Выскочив на улицу, мы тут же напоролись на церберов Джембы. Что ж, мангал без мяса не бывает, правильно? А мясо, правда, оснащенное, стояло перед нами. Гора мяса. Как будто целое стадо диких зверей спустилось с гор, но вовсе не заблудившись. Они охотились. У них были вожаки.
Окружили нас тихо и быстро. Пока мы окапывались, Пеня обернулся ко мне и сказал: «Диджей, ты помнишь финал игры в Мюнхене, в семьдесят четвертом?».
«Еще бы», ответил я с готовностью.
«Голландцы пошли от центра, и не подпустили немцев к мячу. Им только удалось свалить Кройфа на штрафном, и тогда Царь Йохан забил гол с пенальти». Пеня весь погрузился в описание славного прошлого. Зепп Майер стал первым немцем, который прикоснулся к мячу в этой игре, да и то только тогда, когда доставал его из сетки».
«Ага», подтвердил я, «это было на второй минуте».
Примерно столько же времени оставалось и у нас. Я увидел людей с бугристыми лицами, которые приближались к нам скользящим шагом. Выразительно нахмуренные, они были похожи на многократно использованные авиационные пакеты для блевания. Неестественно раздувшиеся вширь. Должно быть, желудки у них были набиты собственной блевотой. Про себя я молился, чтобы обошлось без мясорубки, и тут Пеня крикнул: «Что, гниды, сползаетесь спариваться?». Бритая голова задрожала от неестественного хохота. Он хотел достать пистолет, но не успел и жопу почесать. Его схватили раньше, чем ему удалось вытащить свою длинную «девятку». Двое держали Пеню на прицеле, остальные бросились на него. Они знали, с кем сцепились: у этого крови хватит на все их удары и ругательства. Они размахивали цепями и монтировками, манипулировали пистолетами, с подлой надеждой убить его так, чтобы самим не получить и царапины. Они дышали так тяжело, словно гоняют набитый песком мяч. Им потребовалось немало времени, чтобы повалить Пеню, но и тогда его ухмылка по-прежнему была обращена к тому, кто стоял в стороне и курил сигарету, прислонившись к стене своего хромированного храма. Джемба был очень выразителен и убедителен со своим прямоугольным, как у льва, носом. Он демонстративно и злорадно улыбался тонкими розовыми губами. Неразмороженная упаковка масла из морозилки. Он как бы не обращал внимания на побрякивающую железяками кучу тел. Свою ярость он проявит в каком-нибудь более подходящем месте. И ему не хотелось забивать бритоголового психа просто так, не прочитав ему морали и не насладившись тем, о чем он однажды сможет рассказать своим внукам.

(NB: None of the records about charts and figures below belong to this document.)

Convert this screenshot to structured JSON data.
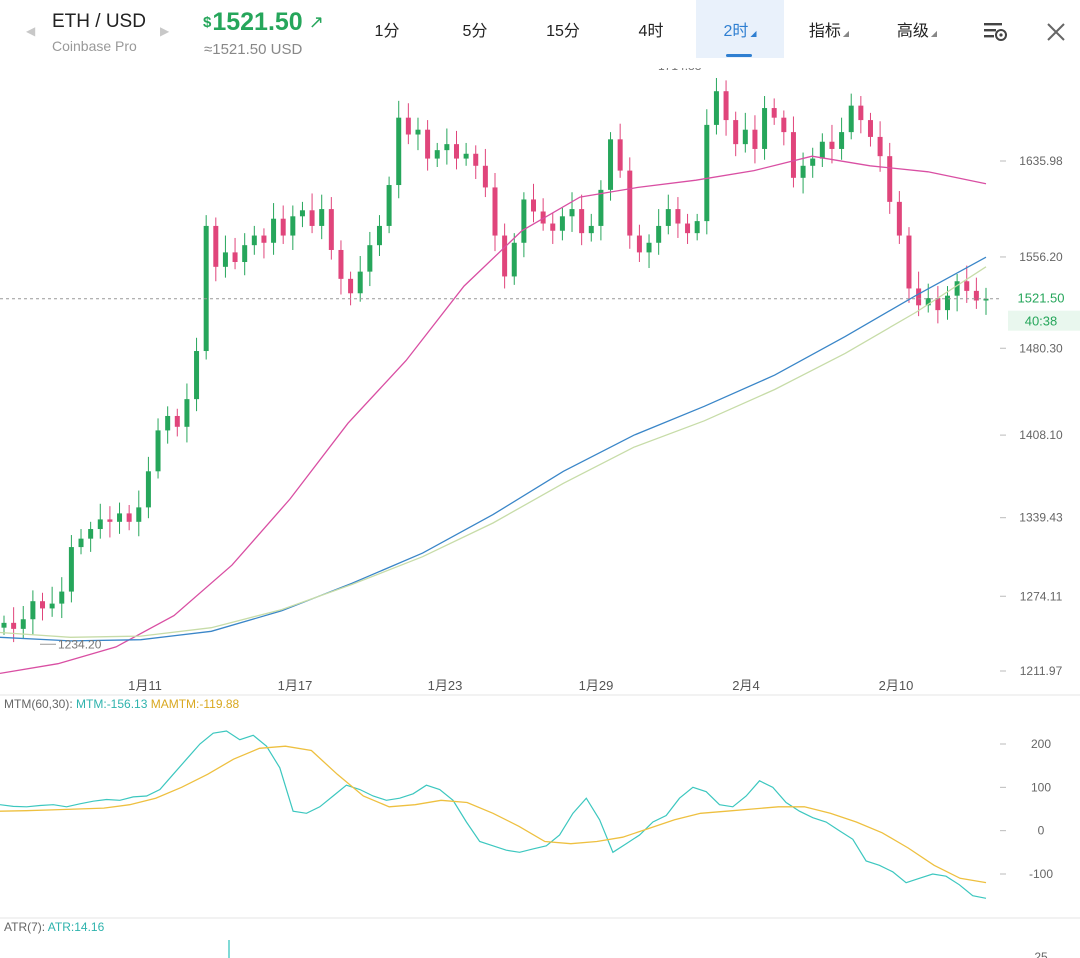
{
  "header": {
    "pair": "ETH / USD",
    "exchange": "Coinbase Pro",
    "currency_symbol": "$",
    "price": "1521.50",
    "converted": "≈1521.50 USD",
    "up_arrow": "↗",
    "prev_symbol": "◀",
    "next_symbol": "▶"
  },
  "timeframes": [
    {
      "label": "1分"
    },
    {
      "label": "5分"
    },
    {
      "label": "15分"
    },
    {
      "label": "4时"
    },
    {
      "label": "2时",
      "active": true
    },
    {
      "label": "指标"
    },
    {
      "label": "高级"
    }
  ],
  "icons": {
    "settings": "chart-settings-icon",
    "close": "close-icon"
  },
  "colors": {
    "up": "#26a65b",
    "down": "#e0457b",
    "accent": "#2f7fd1",
    "ma_pink": "#d94fa3",
    "ma_blue": "#3a86c8",
    "ma_green": "#c7dca8",
    "mtm": "#3cc7bf",
    "mamtm": "#eec040"
  },
  "chart_data": [
    {
      "type": "candlestick",
      "title": "ETH / USD 2时",
      "x_tick_labels": [
        "1月11",
        "1月17",
        "1月23",
        "1月29",
        "2月4",
        "2月10"
      ],
      "y_tick_labels": [
        "1635.98",
        "1556.20",
        "1480.30",
        "1408.10",
        "1339.43",
        "1274.11",
        "1211.97"
      ],
      "ylim": [
        1195,
        1730
      ],
      "high_marker": "1714.83",
      "low_marker": "1234.20",
      "last_price": "1521.50",
      "countdown": "40:38",
      "series": [
        {
          "name": "price",
          "values": [
            1252,
            1247,
            1255,
            1270,
            1264,
            1268,
            1278,
            1315,
            1322,
            1330,
            1338,
            1336,
            1343,
            1336,
            1348,
            1378,
            1412,
            1424,
            1415,
            1438,
            1478,
            1582,
            1548,
            1560,
            1552,
            1566,
            1574,
            1568,
            1588,
            1574,
            1590,
            1595,
            1582,
            1596,
            1562,
            1538,
            1526,
            1544,
            1566,
            1582,
            1616,
            1672,
            1658,
            1662,
            1638,
            1645,
            1650,
            1638,
            1642,
            1632,
            1614,
            1574,
            1540,
            1568,
            1604,
            1594,
            1584,
            1578,
            1590,
            1596,
            1576,
            1582,
            1612,
            1654,
            1628,
            1574,
            1560,
            1568,
            1582,
            1596,
            1584,
            1576,
            1586,
            1666,
            1694,
            1670,
            1650,
            1662,
            1646,
            1680,
            1672,
            1660,
            1622,
            1632,
            1638,
            1652,
            1646,
            1660,
            1682,
            1670,
            1656,
            1640,
            1602,
            1574,
            1530,
            1516,
            1522,
            1512,
            1524,
            1536,
            1528,
            1520,
            1521.5
          ]
        },
        {
          "name": "MA slow",
          "values": [
            1210,
            1218,
            1232,
            1258,
            1300,
            1355,
            1418,
            1470,
            1532,
            1578,
            1606,
            1614,
            1620,
            1628,
            1640,
            1632,
            1627,
            1617
          ]
        },
        {
          "name": "MA 200",
          "values": [
            1240,
            1237,
            1238,
            1245,
            1262,
            1285,
            1310,
            1342,
            1378,
            1408,
            1432,
            1458,
            1490,
            1524,
            1556
          ]
        },
        {
          "name": "MA 250",
          "values": [
            1244,
            1240,
            1241,
            1248,
            1263,
            1284,
            1307,
            1335,
            1368,
            1398,
            1420,
            1446,
            1476,
            1510,
            1548
          ]
        }
      ]
    },
    {
      "type": "line",
      "label": "MTM(60,30):",
      "series_labels": [
        "MTM:-156.13",
        "MAMTM:-119.88"
      ],
      "y_tick_labels": [
        "200",
        "100",
        "0",
        "-100"
      ],
      "ylim": [
        -180,
        280
      ],
      "series": [
        {
          "name": "MTM",
          "values": [
            60,
            56,
            55,
            58,
            60,
            55,
            62,
            68,
            72,
            70,
            78,
            80,
            95,
            130,
            165,
            200,
            225,
            230,
            210,
            220,
            195,
            145,
            45,
            40,
            55,
            80,
            105,
            95,
            80,
            70,
            75,
            85,
            105,
            95,
            70,
            20,
            -25,
            -35,
            -45,
            -50,
            -42,
            -35,
            -10,
            40,
            75,
            25,
            -50,
            -30,
            -10,
            20,
            35,
            75,
            100,
            90,
            60,
            55,
            80,
            115,
            100,
            65,
            45,
            30,
            20,
            0,
            -20,
            -70,
            -80,
            -95,
            -120,
            -110,
            -100,
            -105,
            -125,
            -150,
            -156.13
          ]
        },
        {
          "name": "MAMTM",
          "values": [
            45,
            46,
            48,
            50,
            52,
            60,
            75,
            100,
            130,
            165,
            190,
            195,
            185,
            130,
            80,
            55,
            60,
            70,
            65,
            40,
            10,
            -25,
            -30,
            -25,
            -15,
            5,
            25,
            40,
            45,
            50,
            55,
            55,
            40,
            20,
            -5,
            -40,
            -80,
            -110,
            -119.88
          ]
        }
      ]
    },
    {
      "type": "line",
      "label": "ATR(7):",
      "series_labels": [
        "ATR:14.16"
      ],
      "y_tick_labels": [
        "25"
      ],
      "series": [
        {
          "name": "ATR",
          "values": [
            14.16
          ]
        }
      ]
    }
  ]
}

Мне уже стало как-то скучновато, и я бросил тем двоим, которые стояли с пистолетами: «Парни, мне не нужны телохранители». И тут же почувствовал удар тяжелым ботинком, сначала в живот, потом в нос. Теперь мне было не так стыдно. Я пошатнулся, собираясь с силами, чтобы постараться упасть как можно дальше от них и на правый бок. По очень простой причине: я был правша, и я был вооружен. Я замахал руками, как бы пытаясь при падении схватиться за собственную голову, а на самом деле ища удобный момент закрыться плечом и выхватить ТТ. Сделать это незаметно у меня не получилось. Гориллы навалились на меня по-зверски. Новые удары лишили меня последних сил. Один тип вытащил у меня из-за пояса пистолет и треснул им мне по затылку. Я лежал на спине и выдыхал зернистую пыль, липкую от крови. Перед моими глазами появилась шипящая картинка с экрана испорченного черно-белого телевизора. Сквозь подрагивающую темноту просвечивал силуэт Джембы. Кто бы мог подумать, что у него такая выразительная, по сравнению с его гориллами, внешность. Наверное, он специально подбирал таких, чтобы окружающим было легко различать, где он, а где они.
«Хватит», проговорил он лишь тогда, когда удостоверился, что я слышу, что он говорит. «Барон сказал этого оставить». Я слышал его очень, очень ясно. «И его, и его пистолет», добавил он. Он достал магазин, опустошил его и вернул на свое место. Затем грубо запихнул незаряженный пистолет мне под пупок, ТТ как сверло прошел вниз до лобка, вырвав несколько волосков, а потом и до яиц, и, это не пустые слова, я чувствовал, что его плоский ствол буквально придавил мне яйца. Такое я почувствовал бы, даже умирая от побоев, о чем сейчас речь не шла, потому что при сведении своих счетов акулы меня в расчет не брали. И хотя я оказался вне игры, терпеть мне было все труднее. Я сжал зубы, но из горла все равно вырвался мудацкий стон. Треск в голове доносился издалека, одновременно сверху и снизу. Открылась бледно-фиолетовая бездна, которая стала меня засасывать…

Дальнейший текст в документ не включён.